Boscio defended the nearly unlimited sick days correction officers are allowed to use, citing an alarming spike in assaults on uniformed jail staff. According to the 2021 Mayor’s Management Report, prisoner attacks on correction officers have jumped 130 percent in the last five years. Stabbings and slashings in city jails are up by 50 percent. The union has argued the staffing crisis isn’t a product of malingering employees, but rather the failure to hire hundreds of new correction officers to backfill the ranks as legitimate injuries become more common.
“I go visit officers in the hospital for broken noses, eye sockets, torn shoulders,” Boscio said. “It is a staffing crisis based on them not hiring in 3 years. Because the de Blasio Administration decided they wanted to close Rikers Island and they said let’s just let Rikers Island rot.”

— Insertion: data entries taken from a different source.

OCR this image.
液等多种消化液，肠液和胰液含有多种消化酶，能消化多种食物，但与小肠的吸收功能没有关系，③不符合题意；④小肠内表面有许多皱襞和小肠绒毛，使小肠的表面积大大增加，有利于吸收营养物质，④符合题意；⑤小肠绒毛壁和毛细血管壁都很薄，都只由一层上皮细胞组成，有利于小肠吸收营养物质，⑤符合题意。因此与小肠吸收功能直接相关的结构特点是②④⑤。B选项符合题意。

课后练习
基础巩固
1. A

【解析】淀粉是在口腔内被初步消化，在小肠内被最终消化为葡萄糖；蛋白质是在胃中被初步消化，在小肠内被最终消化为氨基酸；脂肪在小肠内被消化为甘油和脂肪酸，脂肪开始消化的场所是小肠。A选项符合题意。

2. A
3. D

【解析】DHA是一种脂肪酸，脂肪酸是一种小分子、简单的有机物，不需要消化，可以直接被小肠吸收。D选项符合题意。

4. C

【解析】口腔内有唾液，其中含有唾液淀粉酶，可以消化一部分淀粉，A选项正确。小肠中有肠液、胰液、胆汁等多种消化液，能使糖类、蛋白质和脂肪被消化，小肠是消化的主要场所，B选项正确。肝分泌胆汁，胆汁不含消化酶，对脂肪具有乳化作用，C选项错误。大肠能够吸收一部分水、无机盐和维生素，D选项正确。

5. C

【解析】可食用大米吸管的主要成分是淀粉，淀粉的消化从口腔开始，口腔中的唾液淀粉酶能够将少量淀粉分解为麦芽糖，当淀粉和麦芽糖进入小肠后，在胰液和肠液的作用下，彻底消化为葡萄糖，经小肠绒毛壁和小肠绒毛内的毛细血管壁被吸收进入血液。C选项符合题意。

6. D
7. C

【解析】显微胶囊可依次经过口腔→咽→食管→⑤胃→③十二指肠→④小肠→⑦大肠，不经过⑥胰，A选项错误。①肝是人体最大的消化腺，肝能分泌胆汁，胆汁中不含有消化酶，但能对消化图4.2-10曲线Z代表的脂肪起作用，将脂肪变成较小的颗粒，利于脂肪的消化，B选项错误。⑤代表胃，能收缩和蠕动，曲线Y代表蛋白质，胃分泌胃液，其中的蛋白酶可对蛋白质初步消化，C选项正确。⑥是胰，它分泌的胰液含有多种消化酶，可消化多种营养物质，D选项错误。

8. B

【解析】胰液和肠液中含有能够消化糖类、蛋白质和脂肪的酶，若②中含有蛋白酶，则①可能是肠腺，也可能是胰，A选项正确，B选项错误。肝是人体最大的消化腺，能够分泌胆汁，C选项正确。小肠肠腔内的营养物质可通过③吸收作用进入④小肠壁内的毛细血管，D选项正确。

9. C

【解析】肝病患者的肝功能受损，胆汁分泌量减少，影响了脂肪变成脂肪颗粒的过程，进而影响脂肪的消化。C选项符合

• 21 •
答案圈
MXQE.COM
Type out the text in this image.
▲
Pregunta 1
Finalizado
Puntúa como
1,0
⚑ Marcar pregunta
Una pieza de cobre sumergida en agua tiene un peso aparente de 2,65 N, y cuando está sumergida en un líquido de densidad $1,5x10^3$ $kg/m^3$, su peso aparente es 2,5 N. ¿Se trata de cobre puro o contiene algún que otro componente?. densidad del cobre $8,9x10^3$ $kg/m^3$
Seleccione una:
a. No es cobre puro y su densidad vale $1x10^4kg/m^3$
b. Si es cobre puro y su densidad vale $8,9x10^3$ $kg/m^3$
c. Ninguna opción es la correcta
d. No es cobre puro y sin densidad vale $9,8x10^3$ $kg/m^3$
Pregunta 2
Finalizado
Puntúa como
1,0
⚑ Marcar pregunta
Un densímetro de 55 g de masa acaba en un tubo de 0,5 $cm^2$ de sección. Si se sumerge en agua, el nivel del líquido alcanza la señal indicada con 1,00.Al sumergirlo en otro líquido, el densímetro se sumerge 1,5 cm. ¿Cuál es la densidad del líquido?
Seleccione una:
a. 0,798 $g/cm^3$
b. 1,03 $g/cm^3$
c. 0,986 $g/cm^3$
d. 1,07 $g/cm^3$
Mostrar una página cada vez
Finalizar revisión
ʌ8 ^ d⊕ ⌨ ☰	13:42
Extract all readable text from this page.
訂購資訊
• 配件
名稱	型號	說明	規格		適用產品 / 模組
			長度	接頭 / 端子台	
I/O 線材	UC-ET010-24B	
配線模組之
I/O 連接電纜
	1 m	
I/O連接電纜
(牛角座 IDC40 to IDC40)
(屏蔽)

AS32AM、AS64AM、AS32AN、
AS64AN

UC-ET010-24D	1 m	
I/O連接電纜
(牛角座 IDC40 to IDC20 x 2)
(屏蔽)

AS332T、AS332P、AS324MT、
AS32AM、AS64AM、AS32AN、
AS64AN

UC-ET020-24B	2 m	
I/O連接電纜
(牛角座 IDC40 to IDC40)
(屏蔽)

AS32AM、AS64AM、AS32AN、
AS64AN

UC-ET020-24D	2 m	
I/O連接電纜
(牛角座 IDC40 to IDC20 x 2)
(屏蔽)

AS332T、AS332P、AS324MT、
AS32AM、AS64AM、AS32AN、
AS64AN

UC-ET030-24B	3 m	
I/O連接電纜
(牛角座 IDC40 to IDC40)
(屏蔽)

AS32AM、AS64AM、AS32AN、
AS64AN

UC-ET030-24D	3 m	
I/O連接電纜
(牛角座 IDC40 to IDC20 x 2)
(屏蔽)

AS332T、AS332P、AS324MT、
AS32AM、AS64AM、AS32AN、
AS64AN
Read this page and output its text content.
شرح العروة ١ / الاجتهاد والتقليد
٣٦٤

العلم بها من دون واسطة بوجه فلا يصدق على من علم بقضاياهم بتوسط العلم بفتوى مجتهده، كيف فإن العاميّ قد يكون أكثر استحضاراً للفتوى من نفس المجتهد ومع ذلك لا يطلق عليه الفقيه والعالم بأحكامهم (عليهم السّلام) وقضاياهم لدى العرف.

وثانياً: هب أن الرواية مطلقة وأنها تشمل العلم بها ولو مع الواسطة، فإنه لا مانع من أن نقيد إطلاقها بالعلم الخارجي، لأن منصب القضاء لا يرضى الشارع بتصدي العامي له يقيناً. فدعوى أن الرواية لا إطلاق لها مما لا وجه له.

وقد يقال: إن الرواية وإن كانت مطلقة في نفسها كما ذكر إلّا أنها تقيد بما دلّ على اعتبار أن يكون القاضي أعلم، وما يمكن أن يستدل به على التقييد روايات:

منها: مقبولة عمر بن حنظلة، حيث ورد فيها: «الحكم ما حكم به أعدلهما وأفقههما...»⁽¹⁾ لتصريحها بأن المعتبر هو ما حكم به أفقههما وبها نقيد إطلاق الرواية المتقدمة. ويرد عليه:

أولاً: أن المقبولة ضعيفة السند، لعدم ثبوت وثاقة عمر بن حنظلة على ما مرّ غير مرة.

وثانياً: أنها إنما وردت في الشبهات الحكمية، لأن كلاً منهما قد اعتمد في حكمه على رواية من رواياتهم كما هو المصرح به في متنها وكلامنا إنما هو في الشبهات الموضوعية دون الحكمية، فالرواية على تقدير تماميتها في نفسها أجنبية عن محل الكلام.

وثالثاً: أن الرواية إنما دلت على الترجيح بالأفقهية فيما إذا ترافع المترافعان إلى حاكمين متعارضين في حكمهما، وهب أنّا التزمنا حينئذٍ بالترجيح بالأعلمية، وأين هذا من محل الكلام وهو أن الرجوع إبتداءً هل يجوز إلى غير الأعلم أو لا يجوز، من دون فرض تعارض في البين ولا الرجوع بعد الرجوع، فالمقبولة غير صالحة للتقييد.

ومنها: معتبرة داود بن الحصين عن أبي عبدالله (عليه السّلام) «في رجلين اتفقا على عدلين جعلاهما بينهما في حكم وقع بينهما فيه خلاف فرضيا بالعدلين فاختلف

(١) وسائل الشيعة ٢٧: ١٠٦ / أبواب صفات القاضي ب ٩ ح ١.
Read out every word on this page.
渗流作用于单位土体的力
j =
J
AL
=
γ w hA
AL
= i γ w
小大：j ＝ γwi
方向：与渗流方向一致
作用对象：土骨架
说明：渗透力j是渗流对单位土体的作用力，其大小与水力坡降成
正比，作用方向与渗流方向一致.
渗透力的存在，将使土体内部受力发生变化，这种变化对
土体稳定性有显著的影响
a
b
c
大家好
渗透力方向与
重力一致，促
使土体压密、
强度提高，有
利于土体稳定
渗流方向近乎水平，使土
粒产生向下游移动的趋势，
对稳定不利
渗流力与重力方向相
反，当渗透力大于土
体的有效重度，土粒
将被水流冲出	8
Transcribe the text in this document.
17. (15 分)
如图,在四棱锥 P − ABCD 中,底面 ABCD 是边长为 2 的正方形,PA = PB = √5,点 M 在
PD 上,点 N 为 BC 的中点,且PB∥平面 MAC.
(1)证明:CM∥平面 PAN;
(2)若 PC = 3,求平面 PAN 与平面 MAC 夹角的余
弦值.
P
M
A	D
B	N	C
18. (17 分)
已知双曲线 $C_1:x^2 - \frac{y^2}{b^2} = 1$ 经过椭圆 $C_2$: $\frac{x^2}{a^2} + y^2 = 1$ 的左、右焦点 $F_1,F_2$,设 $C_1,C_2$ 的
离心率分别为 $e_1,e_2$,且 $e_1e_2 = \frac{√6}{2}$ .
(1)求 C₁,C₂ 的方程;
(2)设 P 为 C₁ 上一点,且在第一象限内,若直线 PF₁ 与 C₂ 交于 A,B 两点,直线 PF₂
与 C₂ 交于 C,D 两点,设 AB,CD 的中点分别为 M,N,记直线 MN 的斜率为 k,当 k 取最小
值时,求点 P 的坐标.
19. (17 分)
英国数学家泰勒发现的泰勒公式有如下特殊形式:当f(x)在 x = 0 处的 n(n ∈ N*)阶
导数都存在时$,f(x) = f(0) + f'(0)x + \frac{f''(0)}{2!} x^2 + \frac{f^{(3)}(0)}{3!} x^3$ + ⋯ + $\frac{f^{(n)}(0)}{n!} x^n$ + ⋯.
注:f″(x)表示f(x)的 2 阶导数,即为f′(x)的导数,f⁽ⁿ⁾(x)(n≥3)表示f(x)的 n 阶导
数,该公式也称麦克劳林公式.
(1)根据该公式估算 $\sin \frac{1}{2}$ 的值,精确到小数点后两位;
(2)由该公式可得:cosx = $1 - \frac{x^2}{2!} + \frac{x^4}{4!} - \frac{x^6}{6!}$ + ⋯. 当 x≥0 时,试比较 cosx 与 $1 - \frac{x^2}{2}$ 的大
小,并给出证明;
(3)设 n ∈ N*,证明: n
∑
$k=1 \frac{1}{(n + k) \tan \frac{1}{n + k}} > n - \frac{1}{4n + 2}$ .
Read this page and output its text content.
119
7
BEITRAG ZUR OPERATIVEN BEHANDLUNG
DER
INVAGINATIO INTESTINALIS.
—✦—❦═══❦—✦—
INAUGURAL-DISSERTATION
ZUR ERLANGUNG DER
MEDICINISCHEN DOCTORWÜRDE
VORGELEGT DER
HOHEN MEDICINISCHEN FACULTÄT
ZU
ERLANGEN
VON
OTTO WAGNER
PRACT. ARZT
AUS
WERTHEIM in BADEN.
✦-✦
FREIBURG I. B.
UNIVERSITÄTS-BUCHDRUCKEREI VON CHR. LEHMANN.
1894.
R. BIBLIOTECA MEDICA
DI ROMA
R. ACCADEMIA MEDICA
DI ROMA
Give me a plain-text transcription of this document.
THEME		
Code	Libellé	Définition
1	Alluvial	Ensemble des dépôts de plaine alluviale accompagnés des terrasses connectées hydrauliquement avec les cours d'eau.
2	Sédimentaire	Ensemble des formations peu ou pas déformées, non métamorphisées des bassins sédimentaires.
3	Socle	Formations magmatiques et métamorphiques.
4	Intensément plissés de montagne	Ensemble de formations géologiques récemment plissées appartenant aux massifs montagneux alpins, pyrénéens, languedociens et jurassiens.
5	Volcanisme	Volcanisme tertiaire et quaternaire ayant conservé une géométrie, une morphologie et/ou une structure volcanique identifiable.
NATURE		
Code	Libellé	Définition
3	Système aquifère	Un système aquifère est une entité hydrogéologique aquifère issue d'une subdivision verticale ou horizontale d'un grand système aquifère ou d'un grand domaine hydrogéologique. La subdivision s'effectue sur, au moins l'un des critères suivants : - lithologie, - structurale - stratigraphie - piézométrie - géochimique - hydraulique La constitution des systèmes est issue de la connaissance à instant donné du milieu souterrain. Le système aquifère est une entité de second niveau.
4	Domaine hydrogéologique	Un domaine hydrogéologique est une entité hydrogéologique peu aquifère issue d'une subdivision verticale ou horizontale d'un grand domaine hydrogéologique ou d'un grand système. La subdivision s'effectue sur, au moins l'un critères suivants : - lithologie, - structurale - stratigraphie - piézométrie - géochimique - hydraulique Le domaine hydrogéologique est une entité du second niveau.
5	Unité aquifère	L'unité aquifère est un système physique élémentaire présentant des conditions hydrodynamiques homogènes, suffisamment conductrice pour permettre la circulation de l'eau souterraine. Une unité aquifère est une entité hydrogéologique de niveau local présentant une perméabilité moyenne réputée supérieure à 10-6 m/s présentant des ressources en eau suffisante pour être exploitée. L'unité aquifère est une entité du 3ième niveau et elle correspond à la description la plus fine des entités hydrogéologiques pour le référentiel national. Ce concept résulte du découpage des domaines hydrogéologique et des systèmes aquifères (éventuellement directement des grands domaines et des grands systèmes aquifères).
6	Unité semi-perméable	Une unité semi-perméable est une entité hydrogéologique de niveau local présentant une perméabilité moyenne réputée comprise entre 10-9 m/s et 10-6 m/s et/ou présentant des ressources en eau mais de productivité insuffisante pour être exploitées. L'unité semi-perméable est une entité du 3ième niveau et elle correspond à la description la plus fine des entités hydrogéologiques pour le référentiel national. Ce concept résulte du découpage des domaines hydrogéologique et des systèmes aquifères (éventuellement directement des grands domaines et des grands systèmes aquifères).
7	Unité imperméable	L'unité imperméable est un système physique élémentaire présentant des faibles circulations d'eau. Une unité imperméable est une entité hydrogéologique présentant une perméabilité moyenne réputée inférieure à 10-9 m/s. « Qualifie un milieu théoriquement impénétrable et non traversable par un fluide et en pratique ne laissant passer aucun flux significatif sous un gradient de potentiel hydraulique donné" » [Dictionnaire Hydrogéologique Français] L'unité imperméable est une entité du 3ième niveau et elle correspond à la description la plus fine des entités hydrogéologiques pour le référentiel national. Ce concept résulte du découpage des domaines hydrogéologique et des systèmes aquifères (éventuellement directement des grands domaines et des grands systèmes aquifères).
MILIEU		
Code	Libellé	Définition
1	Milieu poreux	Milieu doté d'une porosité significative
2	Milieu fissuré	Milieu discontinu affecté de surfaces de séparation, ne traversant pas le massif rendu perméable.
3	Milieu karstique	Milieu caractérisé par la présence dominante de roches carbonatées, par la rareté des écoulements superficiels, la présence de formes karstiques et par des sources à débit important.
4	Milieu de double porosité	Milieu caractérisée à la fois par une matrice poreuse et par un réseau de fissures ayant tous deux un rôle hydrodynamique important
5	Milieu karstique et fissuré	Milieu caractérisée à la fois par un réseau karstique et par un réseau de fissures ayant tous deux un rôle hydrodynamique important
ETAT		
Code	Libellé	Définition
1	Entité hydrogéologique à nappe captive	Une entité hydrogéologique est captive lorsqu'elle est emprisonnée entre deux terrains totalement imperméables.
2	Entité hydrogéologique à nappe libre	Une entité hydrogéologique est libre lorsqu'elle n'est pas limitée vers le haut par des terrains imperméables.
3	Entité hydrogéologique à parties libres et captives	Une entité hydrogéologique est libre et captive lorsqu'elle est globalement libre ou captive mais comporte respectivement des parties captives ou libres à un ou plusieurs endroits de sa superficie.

It is true, the number of city correction officers has declined to about 7,200, a 25 percent drop from five years before. But in that same period, the prisoner population at city jails has plunged 40 percent — from around 9,100 to less than 5,500.
Most of the decrease can be traced to bail reform. Last summer, the federal monitor overseeing Rikers Island noted the dramatic drop in people housed in Rikers has left the Department of Correction “with one of the richest staffing ratios in the country.”
“We are pretty well staffed,” said Vinny Schiraldi, the former Correction Commissioner who was let go when Mayor Eric Adams took office.
Schiraldi said he fears the new administration is seeking to dismiss or downgrade disciplinary charges against AWOL jail officers. A move that would betray the thousands of correction officers who reliably show up.
“When I went through those facilities and talked to them? They were glad I was disciplining people for AWOL-ing. They were glad I was going and knocking on people’s doors to get sick people to come back in because they were the ones working triples. They were ones in understaffed facilities,” Schiraldi said. “They deserve their colleagues to come to work and do their damn jobs.”
After just a few weeks on the job, Commissioner Molina says he has been able to induce significant numbers of correction officers to do just that.
“More than 1,100 uniformed staff members have already returned to work since my appointment,” Molina wrote.
Townsend, who recently signed on as a partner at the law firm Townsend, Mottola & Uris, said the announcement strains credibility.
“How do you say that 1,000 officers who were genuinely out sick this entire time miraculously recovered after the removal of the disciplinarian? It’s an admission of guilt.”